Friday, January 8, 2016

In The Spirit Of Muhammad (Revelation 19:20)

Tarek Fatah
Tuesday, January 05, 2016, 6:40 PM
The idiom “pot calling the kettle black” was perfectly illustrated by Islamic Iran’s outrage over the public executions of 47 people by Islamic Saudi Arabia on Jan. 2.
Since 1979, Iran has executed tens of thousands of political dissidents, most infamously its state-sponsored execution of at least 5,000 political prisoners across Iran in the summer of 1988.
Decades later the Iranian Islamic regime still makes a public spectacle of hanging political prisoners in city squares, using cranes to magnify the image of men writhing as they die a slow death by strangulation.
The fact Iran is the only Mideast country that carries out more executions than Saudi Arabia annually and globally is second only to China — was lost on Iran’s Supreme Leader Ayatollah Ali Khamenei, who in a fit of contrived self-righteousness warned, “divine vengeance will befall Saudi politicians” for carrying out the executions.
According to Amnesty International, at least 151 people were executed in Saudi Arabia during 2015.
While Amnesty does not cite figures for Iranian executions in 2015, it quotes “reliable sources” putting the number at 743 executions, at least, in 2014.
That said, there’s no question Saudi Arabia’s disgraceful actions have added a new and unnecessary complexity into a region extending from North Africa to the Indian subcontinent.
As a result, 2015 may well have been the calm before the storm.
If building world consensus to confront the threat posed by the Islamic State (ISIS) and al-Qaida was a jigsaw puzzle, the Saudi action just transformed into Rubik’s Cube.
So who was Nimr el-Nimr whose ghost now looms large over the war zones of the Middle East and Islam’s fight with itself?

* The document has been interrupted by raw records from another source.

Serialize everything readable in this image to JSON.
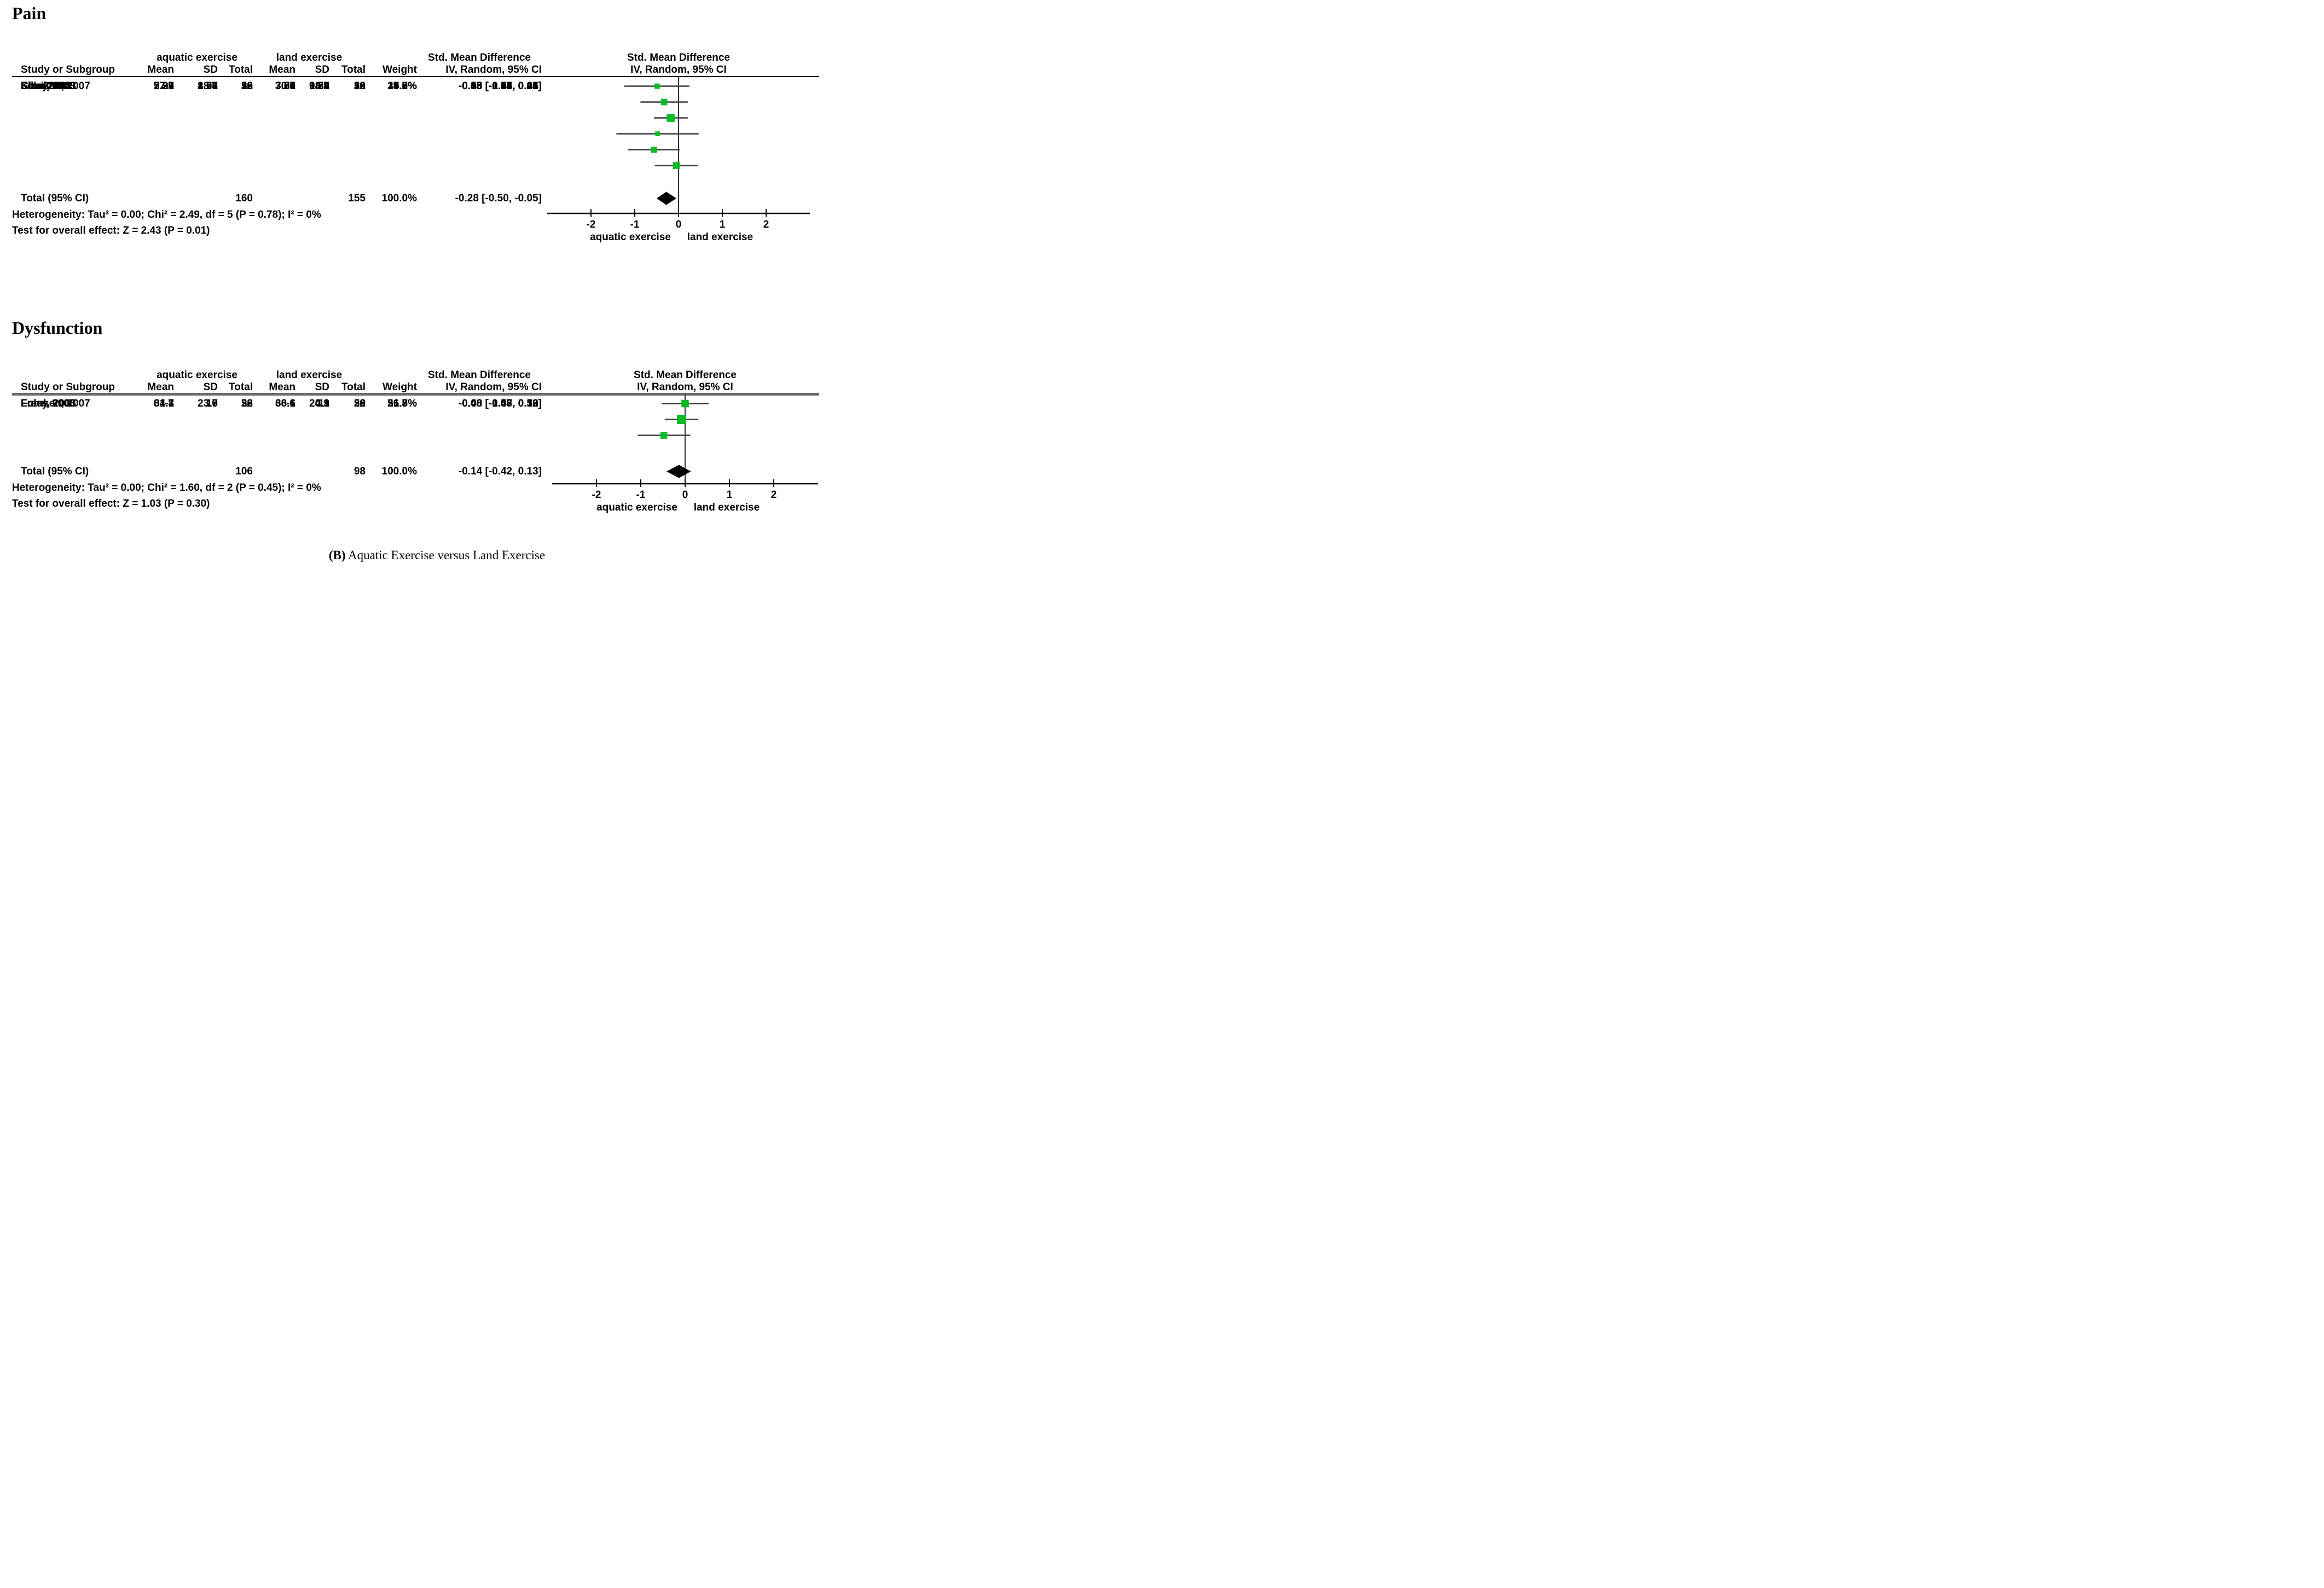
{
  "page": {
    "section1_title": "Pain",
    "section2_title": "Dysfunction",
    "caption_prefix": "(B)",
    "caption_text": " Aquatic Exercise versus Land Exercise"
  },
  "headers": {
    "group_a": "aquatic exercise",
    "group_l": "land exercise",
    "smd": "Std. Mean Difference",
    "study": "Study or Subgroup",
    "mean": "Mean",
    "sd": "SD",
    "total": "Total",
    "weight": "Weight",
    "method": "IV, Random, 95% CI"
  },
  "colors": {
    "effect_marker_green": "#0ABB26",
    "ci_line_gray": "#3C3C3C",
    "zero_line_gray": "#303030",
    "axis_black": "#000000",
    "summary_diamond_black": "#000000"
  },
  "chart_data": [
    {
      "type": "forest",
      "section": "Pain",
      "x_axis": {
        "ticks": [
          -2,
          -1,
          0,
          1,
          2
        ],
        "range": [
          -3,
          3
        ],
        "left_label": "aquatic exercise",
        "right_label": "land exercise"
      },
      "rows": [
        {
          "study": "Choi 2010",
          "a_mean": "2.92",
          "a_sd": "1.71",
          "a_total": "13",
          "l_mean": "3.75",
          "l_sd": "1.57",
          "l_total": "16",
          "weight": "9.0%",
          "ci_text": "-0.49 [-1.24, 0.25]",
          "est": -0.49,
          "lo": -1.24,
          "hi": 0.25,
          "w": 9.0
        },
        {
          "study": "Foley, 2003",
          "a_mean": "-1",
          "a_sd": "3",
          "a_total": "28",
          "l_mean": "0",
          "l_sd": "3",
          "l_total": "26",
          "weight": "17.2%",
          "ci_text": "-0.33 [-0.87, 0.21]",
          "est": -0.33,
          "lo": -0.87,
          "hi": 0.21,
          "w": 17.2
        },
        {
          "study": "Fransen, 2007",
          "a_mean": "27.3",
          "a_sd": "18.7",
          "a_total": "52",
          "l_mean": "30.7",
          "l_sd": "18.9",
          "l_total": "52",
          "weight": "33.5%",
          "ci_text": "-0.18 [-0.56, 0.21]",
          "est": -0.18,
          "lo": -0.56,
          "hi": 0.21,
          "w": 33.5
        },
        {
          "study": "Kim 2009",
          "a_mean": "2.27",
          "a_sd": "2.07",
          "a_total": "9",
          "l_mean": "3.01",
          "l_sd": "0.32",
          "l_total": "9",
          "weight": "5.6%",
          "ci_text": "-0.48 [-1.42, 0.46]",
          "est": -0.48,
          "lo": -1.42,
          "hi": 0.46,
          "w": 5.6
        },
        {
          "study": "Lund, 2008",
          "a_mean": "57.9",
          "a_sd": "3",
          "a_total": "26",
          "l_mean": "60",
          "l_sd": "4.4",
          "l_total": "20",
          "weight": "14.0%",
          "ci_text": "-0.56 [-1.16, 0.03]",
          "est": -0.56,
          "lo": -1.16,
          "hi": 0.03,
          "w": 14.0
        },
        {
          "study": "Silva 2008",
          "a_mean": "7.36",
          "a_sd": "8.66",
          "a_total": "32",
          "l_mean": "7.81",
          "l_sd": "9.22",
          "l_total": "32",
          "weight": "20.7%",
          "ci_text": "-0.05 [-0.54, 0.44]",
          "est": -0.05,
          "lo": -0.54,
          "hi": 0.44,
          "w": 20.7
        }
      ],
      "total": {
        "label": "Total (95% CI)",
        "a_total": "160",
        "l_total": "155",
        "weight": "100.0%",
        "ci_text": "-0.28 [-0.50, -0.05]",
        "est": -0.28,
        "lo": -0.5,
        "hi": -0.05
      },
      "heterogeneity": "Heterogeneity: Tau² = 0.00; Chi² = 2.49, df = 5 (P = 0.78); I² = 0%",
      "overall_effect": "Test for overall effect: Z = 2.43 (P = 0.01)"
    },
    {
      "type": "forest",
      "section": "Dysfunction",
      "x_axis": {
        "ticks": [
          -2,
          -1,
          0,
          1,
          2
        ],
        "range": [
          -3,
          3
        ],
        "left_label": "aquatic exercise",
        "right_label": "land exercise"
      },
      "rows": [
        {
          "study": "Foley, 2003",
          "a_mean": "-1",
          "a_sd": "10",
          "a_total": "28",
          "l_mean": "-1",
          "l_sd": "11",
          "l_total": "26",
          "weight": "26.7%",
          "ci_text": "0.00 [-0.53, 0.53]",
          "est": 0.0,
          "lo": -0.53,
          "hi": 0.53,
          "w": 26.7
        },
        {
          "study": "Fransen, 2007",
          "a_mean": "34.8",
          "a_sd": "23.7",
          "a_total": "52",
          "l_mean": "36.6",
          "l_sd": "20.9",
          "l_total": "52",
          "weight": "51.5%",
          "ci_text": "-0.08 [-0.46, 0.30]",
          "est": -0.08,
          "lo": -0.46,
          "hi": 0.3,
          "w": 51.5
        },
        {
          "study": "Lund, 2008",
          "a_mean": "61.7",
          "a_sd": "3.6",
          "a_total": "26",
          "l_mean": "63.6",
          "l_sd": "4.3",
          "l_total": "20",
          "weight": "21.8%",
          "ci_text": "-0.48 [-1.07, 0.12]",
          "est": -0.48,
          "lo": -1.07,
          "hi": 0.12,
          "w": 21.8
        }
      ],
      "total": {
        "label": "Total (95% CI)",
        "a_total": "106",
        "l_total": "98",
        "weight": "100.0%",
        "ci_text": "-0.14 [-0.42, 0.13]",
        "est": -0.14,
        "lo": -0.42,
        "hi": 0.13
      },
      "heterogeneity": "Heterogeneity: Tau² = 0.00; Chi² = 1.60, df = 2 (P = 0.45); I² = 0%",
      "overall_effect": "Test for overall effect: Z = 1.03 (P = 0.30)"
    }
  ]
}
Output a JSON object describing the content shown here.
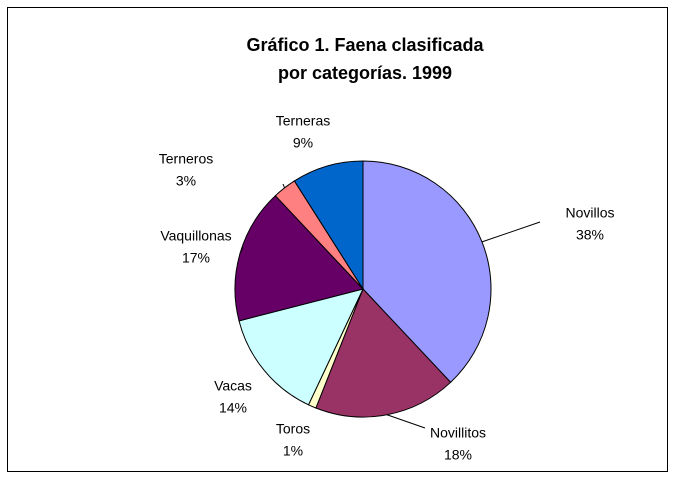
{
  "chart_data": {
    "type": "pie",
    "title": [
      "Gráfico 1. Faena clasificada",
      "por categorías. 1999"
    ],
    "categories": [
      "Novillos",
      "Novillitos",
      "Toros",
      "Vacas",
      "Vaquillonas",
      "Terneros",
      "Terneras"
    ],
    "values": [
      38,
      18,
      1,
      14,
      17,
      3,
      9
    ],
    "value_labels": [
      "38%",
      "18%",
      "1%",
      "14%",
      "17%",
      "3%",
      "9%"
    ],
    "colors": [
      "#9999ff",
      "#993366",
      "#ffffcc",
      "#ccffff",
      "#660066",
      "#ff8080",
      "#0066cc"
    ]
  }
}
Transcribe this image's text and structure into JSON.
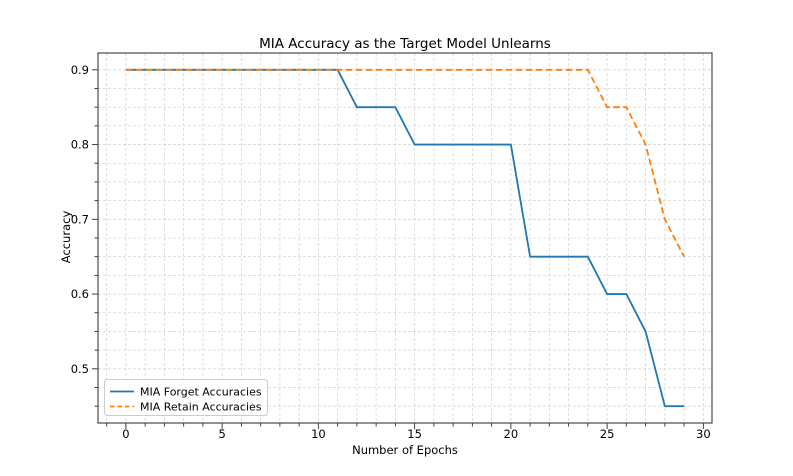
{
  "figure": {
    "background": "#ffffff",
    "axes_edge_color": "#3a3a3a",
    "grid_color": "#d6d6d6",
    "tick_color": "#2b2b2b"
  },
  "chart_data": {
    "type": "line",
    "title": "MIA Accuracy as the Target Model Unlearns",
    "xlabel": "Number of Epochs",
    "ylabel": "Accuracy",
    "x": [
      0,
      1,
      2,
      3,
      4,
      5,
      6,
      7,
      8,
      9,
      10,
      11,
      12,
      13,
      14,
      15,
      16,
      17,
      18,
      19,
      20,
      21,
      22,
      23,
      24,
      25,
      26,
      27,
      28,
      29
    ],
    "series": [
      {
        "name": "MIA Forget Accuracies",
        "color": "#1f77b4",
        "linestyle": "solid",
        "values": [
          0.9,
          0.9,
          0.9,
          0.9,
          0.9,
          0.9,
          0.9,
          0.9,
          0.9,
          0.9,
          0.9,
          0.9,
          0.85,
          0.85,
          0.85,
          0.8,
          0.8,
          0.8,
          0.8,
          0.8,
          0.8,
          0.65,
          0.65,
          0.65,
          0.65,
          0.6,
          0.6,
          0.55,
          0.45,
          0.45
        ]
      },
      {
        "name": "MIA Retain Accuracies",
        "color": "#ff7f0e",
        "linestyle": "dashed",
        "values": [
          0.9,
          0.9,
          0.9,
          0.9,
          0.9,
          0.9,
          0.9,
          0.9,
          0.9,
          0.9,
          0.9,
          0.9,
          0.9,
          0.9,
          0.9,
          0.9,
          0.9,
          0.9,
          0.9,
          0.9,
          0.9,
          0.9,
          0.9,
          0.9,
          0.9,
          0.85,
          0.85,
          0.8,
          0.7,
          0.65
        ]
      }
    ],
    "xlim": [
      -1.45,
      30.45
    ],
    "ylim": [
      0.4275,
      0.9225
    ],
    "x_major_ticks": [
      0,
      5,
      10,
      15,
      20,
      25,
      30
    ],
    "x_minor_tick_step": 1,
    "y_major_ticks": [
      0.5,
      0.6,
      0.7,
      0.8,
      0.9
    ],
    "y_minor_tick_step": 0.025,
    "grid": {
      "which": "both",
      "linestyle": "dashed"
    },
    "legend": {
      "location": "lower-left",
      "entries": [
        "MIA Forget Accuracies",
        "MIA Retain Accuracies"
      ]
    }
  }
}
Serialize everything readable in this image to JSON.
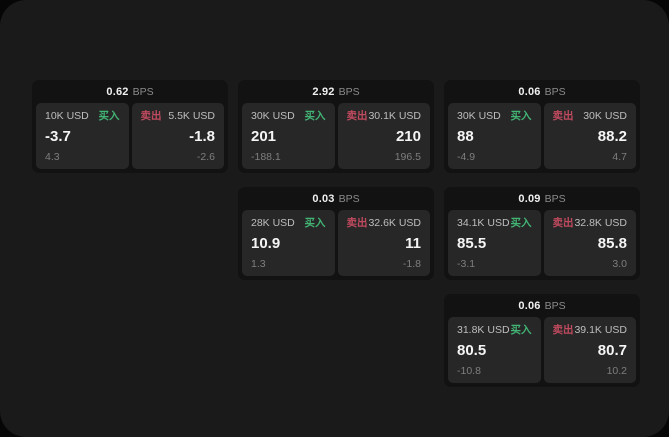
{
  "labels": {
    "bps_unit": "BPS",
    "buy": "买入",
    "sell": "卖出"
  },
  "colors": {
    "page_bg": "#060606",
    "surface_bg": "#1a1a1b",
    "card_bg": "#121213",
    "panel_bg": "#272728",
    "buy_green": "#42b473",
    "sell_red": "#c04a5e"
  },
  "cards": [
    {
      "bps": "0.62",
      "buy": {
        "size": "10K USD",
        "price": "-3.7",
        "delta": "4.3"
      },
      "sell": {
        "size": "5.5K USD",
        "price": "-1.8",
        "delta": "-2.6"
      }
    },
    {
      "bps": "2.92",
      "buy": {
        "size": "30K USD",
        "price": "201",
        "delta": "-188.1"
      },
      "sell": {
        "size": "30.1K USD",
        "price": "210",
        "delta": "196.5"
      }
    },
    {
      "bps": "0.06",
      "buy": {
        "size": "30K USD",
        "price": "88",
        "delta": "-4.9"
      },
      "sell": {
        "size": "30K USD",
        "price": "88.2",
        "delta": "4.7"
      }
    },
    {
      "bps": "0.03",
      "buy": {
        "size": "28K USD",
        "price": "10.9",
        "delta": "1.3"
      },
      "sell": {
        "size": "32.6K USD",
        "price": "11",
        "delta": "-1.8"
      }
    },
    {
      "bps": "0.09",
      "buy": {
        "size": "34.1K USD",
        "price": "85.5",
        "delta": "-3.1"
      },
      "sell": {
        "size": "32.8K USD",
        "price": "85.8",
        "delta": "3.0"
      }
    },
    {
      "bps": "0.06",
      "buy": {
        "size": "31.8K USD",
        "price": "80.5",
        "delta": "-10.8"
      },
      "sell": {
        "size": "39.1K USD",
        "price": "80.7",
        "delta": "10.2"
      }
    }
  ]
}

He was a 57-year old Shia Arab from Saudi Arabia’s oil-rich Eastern Province (once known as Al-Ahsa until it was invaded and occupied by the Saudi family just after the First World War).
In 2009, he threatened to lead a secessionist movement to end the Saudi occupation of the oil-rich Al-Ahsa province that was once historically part of today’s Bahrain.
Although he was Shia, he had made it known in no uncertain terms he had no links with the Iranian regime. WikiLeaks reported that in a meeting with U.S. diplomats in 2008, el-Nimr sought to distance himself from Tehran.
He told the Americans Iran, like other countries, acts out of self-interest, and Saudi Shiites shouldn’t expect Iranian support based on sectarian unity.
If only the Americans had the wisdom to discern Saudi manipulation using petrodollars and the facts that would serve the interests of peace and progress.
The current lot seeking to replace President Barack Obama does not offer much promise.
This is how Republican front-runner Donald Trump summarized his understanding of the Saudi-Iran flare-up:
“Iran, with all of the money and all else given to them by Obama, has wanted a way to take over Saudi Arabia and their oil. They just found it.”
Where Franklin D. Roosevelt once sat, where JFK stared down the USSR and Ronald Reagan defeated communism, we now might have The Donald.
Both the Iranians and Saudis are laughing.